'3. Crown Colony government to be given as soon as possible; this in turn to change to representative government, as in all other free British possessions. The courts of law to be independent of the government.

'4. The Dutch and English languages to be put upon an equality.

'5. That the Government should help to replace the farmers on their farms, to restore their buildings, should pledge itself not to specially tax them, and should pay as an act of grace one million pounds to meet the debt incurred by the Republican governments to their own people during the war.

'6. That the burghers be allowed sporting fire-arms.

'7. That the Kaffirs should have the protection of the law, but should not have the vote.

'In conclusion,' says Lord Kitchener, 'I must inform your honour that if the terms are not accepted after a reasonable delay for consideration, they must be regarded as cancelled.'

But the wise and chivalrous Botha was overruled by the men around him, many of whom had little to lose by a continuance of the struggle. It was evident that he did not himself consider independence vital, since he had gravely discussed terms which were based upon loss of independence.

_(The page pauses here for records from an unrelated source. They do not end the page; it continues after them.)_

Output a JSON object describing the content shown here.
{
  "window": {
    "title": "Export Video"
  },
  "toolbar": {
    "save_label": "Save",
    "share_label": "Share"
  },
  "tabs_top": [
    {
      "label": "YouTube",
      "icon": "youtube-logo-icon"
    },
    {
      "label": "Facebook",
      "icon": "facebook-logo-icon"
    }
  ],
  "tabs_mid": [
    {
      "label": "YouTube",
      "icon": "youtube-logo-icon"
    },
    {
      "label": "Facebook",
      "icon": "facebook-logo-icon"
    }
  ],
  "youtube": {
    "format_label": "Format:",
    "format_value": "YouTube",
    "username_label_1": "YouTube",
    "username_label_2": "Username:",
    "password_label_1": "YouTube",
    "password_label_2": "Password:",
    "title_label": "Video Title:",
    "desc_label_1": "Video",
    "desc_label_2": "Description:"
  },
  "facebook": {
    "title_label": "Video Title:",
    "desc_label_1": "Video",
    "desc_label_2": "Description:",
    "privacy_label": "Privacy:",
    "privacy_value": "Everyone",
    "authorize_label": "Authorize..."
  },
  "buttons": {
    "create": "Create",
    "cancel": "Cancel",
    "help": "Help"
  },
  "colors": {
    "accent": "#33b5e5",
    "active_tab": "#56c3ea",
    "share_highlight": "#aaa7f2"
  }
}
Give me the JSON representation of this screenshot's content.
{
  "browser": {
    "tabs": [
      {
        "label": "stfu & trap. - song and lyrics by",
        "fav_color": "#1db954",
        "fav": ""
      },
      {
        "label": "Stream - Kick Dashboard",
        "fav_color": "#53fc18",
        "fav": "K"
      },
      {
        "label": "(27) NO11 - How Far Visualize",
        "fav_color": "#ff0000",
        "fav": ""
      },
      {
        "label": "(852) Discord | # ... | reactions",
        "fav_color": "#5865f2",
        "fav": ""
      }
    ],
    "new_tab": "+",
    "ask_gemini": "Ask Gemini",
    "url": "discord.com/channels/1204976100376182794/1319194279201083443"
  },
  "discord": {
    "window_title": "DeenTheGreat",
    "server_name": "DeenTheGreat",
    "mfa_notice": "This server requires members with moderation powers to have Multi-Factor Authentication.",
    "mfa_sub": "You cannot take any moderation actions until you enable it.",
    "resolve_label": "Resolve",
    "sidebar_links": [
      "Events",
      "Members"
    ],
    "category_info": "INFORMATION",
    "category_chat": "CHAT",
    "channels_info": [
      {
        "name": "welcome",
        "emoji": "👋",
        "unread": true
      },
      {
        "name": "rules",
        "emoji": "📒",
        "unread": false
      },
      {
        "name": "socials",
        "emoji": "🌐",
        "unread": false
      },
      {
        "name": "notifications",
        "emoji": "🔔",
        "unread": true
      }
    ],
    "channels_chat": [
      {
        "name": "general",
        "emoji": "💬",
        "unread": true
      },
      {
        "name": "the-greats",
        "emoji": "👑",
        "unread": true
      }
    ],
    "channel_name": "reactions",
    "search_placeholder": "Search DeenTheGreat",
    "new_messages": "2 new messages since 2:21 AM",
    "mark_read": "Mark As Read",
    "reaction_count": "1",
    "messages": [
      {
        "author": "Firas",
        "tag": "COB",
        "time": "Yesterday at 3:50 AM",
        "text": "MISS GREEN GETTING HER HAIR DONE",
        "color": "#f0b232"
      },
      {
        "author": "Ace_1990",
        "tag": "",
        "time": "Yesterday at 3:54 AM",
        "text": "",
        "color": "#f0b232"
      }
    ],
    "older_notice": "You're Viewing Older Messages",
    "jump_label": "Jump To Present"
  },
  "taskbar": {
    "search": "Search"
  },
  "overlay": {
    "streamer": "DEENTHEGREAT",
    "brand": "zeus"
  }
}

But other influences had been brought to bear upon him, and this was his reply—a reply which has already cost the lives of so many of each side:

'I have the honour to acknowledge receipt of Your Excellency's letter stating what steps Your Excellency's Government is prepared to take in the event of a general and total cessation of hostilities. I have advised my Government of Your Excellency's said letter; but, after the mutual exchange of views at our interview at Middelburg on 28th February last, it will certainly not surprise Your Excellency to know that I do not feel disposed to recommend that the terms of the said letter shall have the earnest consideration of my Government. I may add also that my Government and my chief officers here entirely agree to my views.'

It will be observed that in this reply Botha bases his refusal upon his own views as expressed in the original interview with Kitchener; and we have his own authority, therefore, to show that they were not determined by any changes which Chamberlain may have made in the terms—a favourite charge of that gentleman's enemies.

It is impossible to say how, short of independence, Great Britain could have improved upon these terms, and it has already been shown that to offer independence would mean having to fight the war over again. It has been suggested that Great Britain might have offered a definite date upon which representative institutions should come in force, but such a promise must be disingenuous, for it must evidently depend not upon a date, but upon the state of the country. The offers of loans to the farmers towards the stocking and rebuilding the farms were surely generous to our defeated foes, and, indeed, it is clear now that in some respects our generosity went too far, and that the interests of the Empire would have suffered severely had these terms been accepted. To have given more would certainly seem not to have offered peace, but to have implored it.